The TTS model itself is hardcoded to gemini-3.1-flash-tts-preview.

Commands

Every persisted setting (voice, scope, summarizer model, mute) is configured through a single centered overlay. Bare /voice opens it; the rest of the surface is imperative actions.

Command What it does
/voice Open the settings overlay (Up/Down between rows, Enter/Space cycles or opens submenu, Esc closes). Falls back to status in non-interactive sessions.
/voice status Show config path, key source, voice, scope, summarizer, thinking level, muted, audio player.
/voice mute Shortcut for the overlay's Muted row. Sets muted=true and aborts any in-flight job.
/voice unmute Shortcut for the overlay's Muted row. Sets muted=false.
/voice say <text> Synthesize and play <text> directly. Bypasses the summarizer.
/voice replay Re-spawn the audio player on the stored last.wav.
/voice reset Restore defaults (muted=false, voice=Umbriel, scope=last, summarizer cleared).

The overlay rows:

  • Muted — cycle false / true. Same effect as /voice mute.
  • Voice — Enter opens a picker showing all 30 prebuilt Gemini voices with their descriptors (Umbriel Easy-going, Kore Firm, Puck Upbeat, …). Up/Down to scroll, Enter saves, Esc cancels. The parent row label shows both, e.g.
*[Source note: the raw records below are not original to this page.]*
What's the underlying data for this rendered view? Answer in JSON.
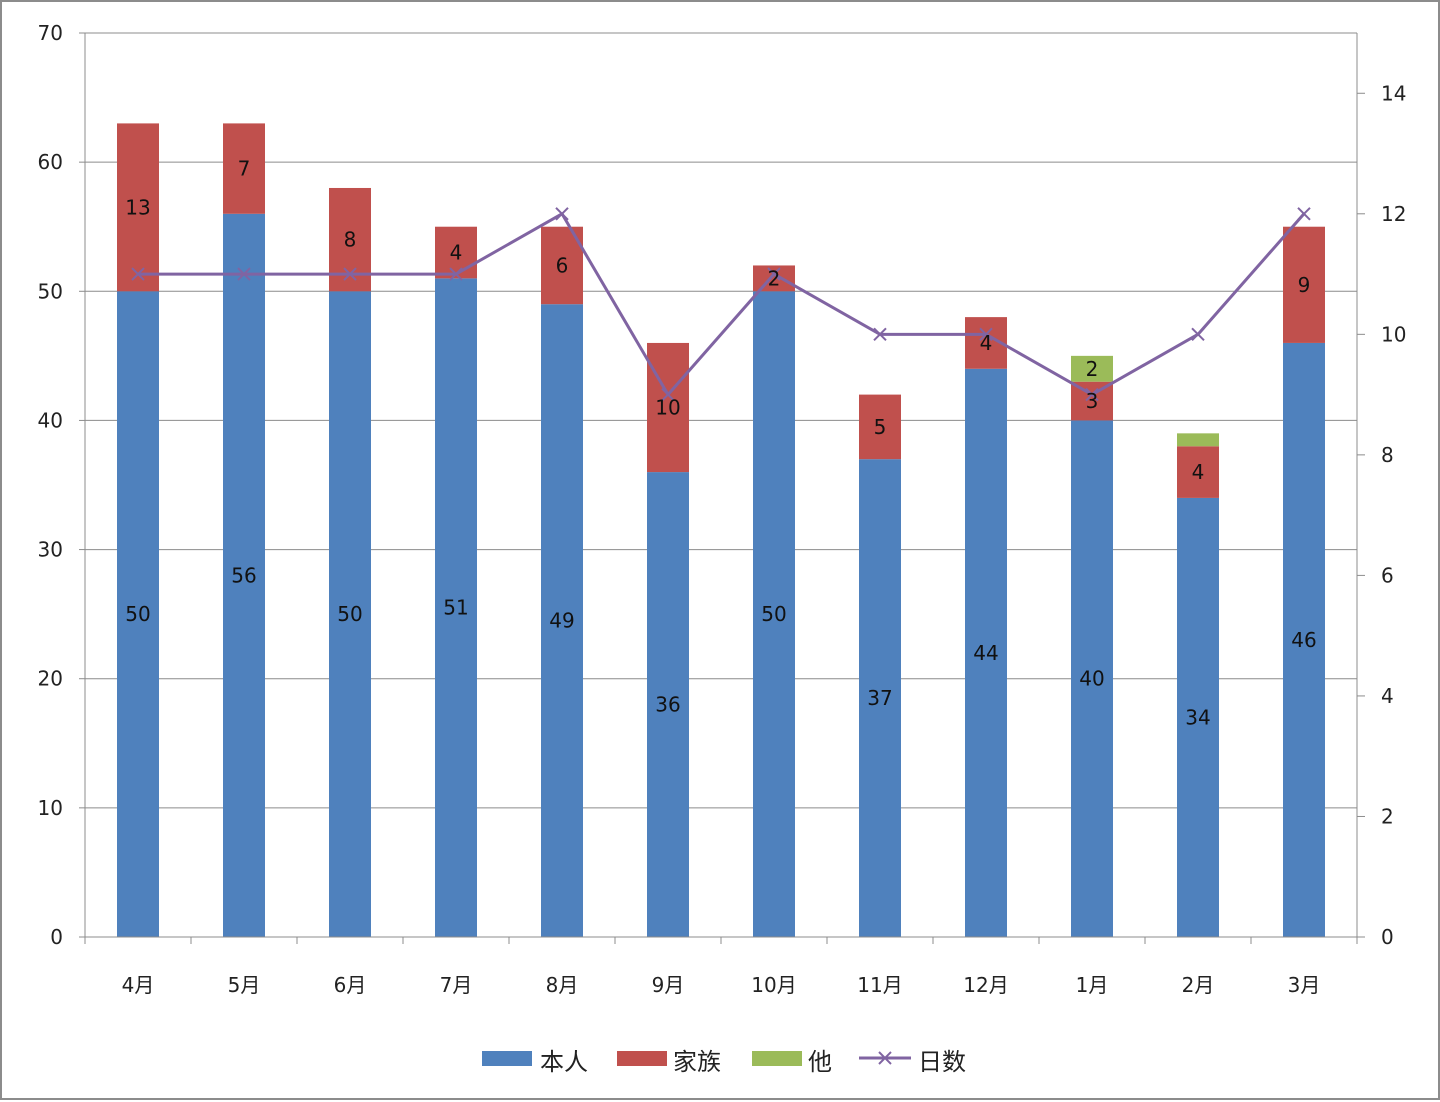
{
  "chart_data": {
    "type": "bar",
    "stacked": true,
    "categories": [
      "4月",
      "5月",
      "6月",
      "7月",
      "8月",
      "9月",
      "10月",
      "11月",
      "12月",
      "1月",
      "2月",
      "3月"
    ],
    "series": [
      {
        "name": "本人",
        "kind": "bar",
        "axis": "left",
        "color": "#4f81bd",
        "values": [
          50,
          56,
          50,
          51,
          49,
          36,
          50,
          37,
          44,
          40,
          34,
          46
        ],
        "labels": [
          "50",
          "56",
          "50",
          "51",
          "49",
          "36",
          "50",
          "37",
          "44",
          "40",
          "34",
          "46"
        ]
      },
      {
        "name": "家族",
        "kind": "bar",
        "axis": "left",
        "color": "#c0504d",
        "values": [
          13,
          7,
          8,
          4,
          6,
          10,
          2,
          5,
          4,
          3,
          4,
          9
        ],
        "labels": [
          "13",
          "7",
          "8",
          "4",
          "6",
          "10",
          "2",
          "5",
          "4",
          "3",
          "4",
          "9"
        ]
      },
      {
        "name": "他",
        "kind": "bar",
        "axis": "left",
        "color": "#9bbb59",
        "values": [
          0,
          0,
          0,
          0,
          0,
          0,
          0,
          0,
          0,
          2,
          1,
          0
        ],
        "labels": [
          "",
          "",
          "",
          "",
          "",
          "",
          "",
          "",
          "",
          "2",
          "",
          ""
        ]
      },
      {
        "name": "日数",
        "kind": "line",
        "axis": "right",
        "color": "#8064a2",
        "marker": "x",
        "values": [
          11,
          11,
          11,
          11,
          12,
          9,
          11,
          10,
          10,
          9,
          10,
          12
        ]
      }
    ],
    "y_left": {
      "min": 0,
      "max": 70,
      "ticks": [
        0,
        10,
        20,
        30,
        40,
        50,
        60,
        70
      ],
      "tick_labels": [
        "0",
        "10",
        "20",
        "30",
        "40",
        "50",
        "60",
        "70"
      ]
    },
    "y_right": {
      "min": 0,
      "max": 15,
      "ticks": [
        0,
        2,
        4,
        6,
        8,
        10,
        12,
        14
      ],
      "tick_labels": [
        "0",
        "2",
        "4",
        "6",
        "8",
        "10",
        "12",
        "14"
      ]
    },
    "grid": true,
    "legend_position": "bottom"
  }
}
Umbriel · Easy-going.
  • Summary scope — cycle last / sinceUser.
  • Summarizer model — Enter opens a dual model + effort picker (a port of /web fetch-model):
    • Up/Down moves through every model with configured auth (mirrors /models), plus a (session model) entry at the top that clears the override.
    • Left/Right cycles the reasoning effort, restricted to the levels the highlighted model advertises in thinkingLevelMap. Switching models re-clamps the effort (e.g. dropping xhigh when moving to a model that doesn't support it).
    • Enter saves both fields atomically; Esc abandons the choice.
    • The row label in the parent overlay shows both, e.g. anthropic/claude-haiku-4-5 · medium.

Every change is persisted to config.json immediately (Esc just closes the overlay; there is no separate "save" step — same UX as /settings).

CLI flags

  • --no-voice — disable voice playback for the current session.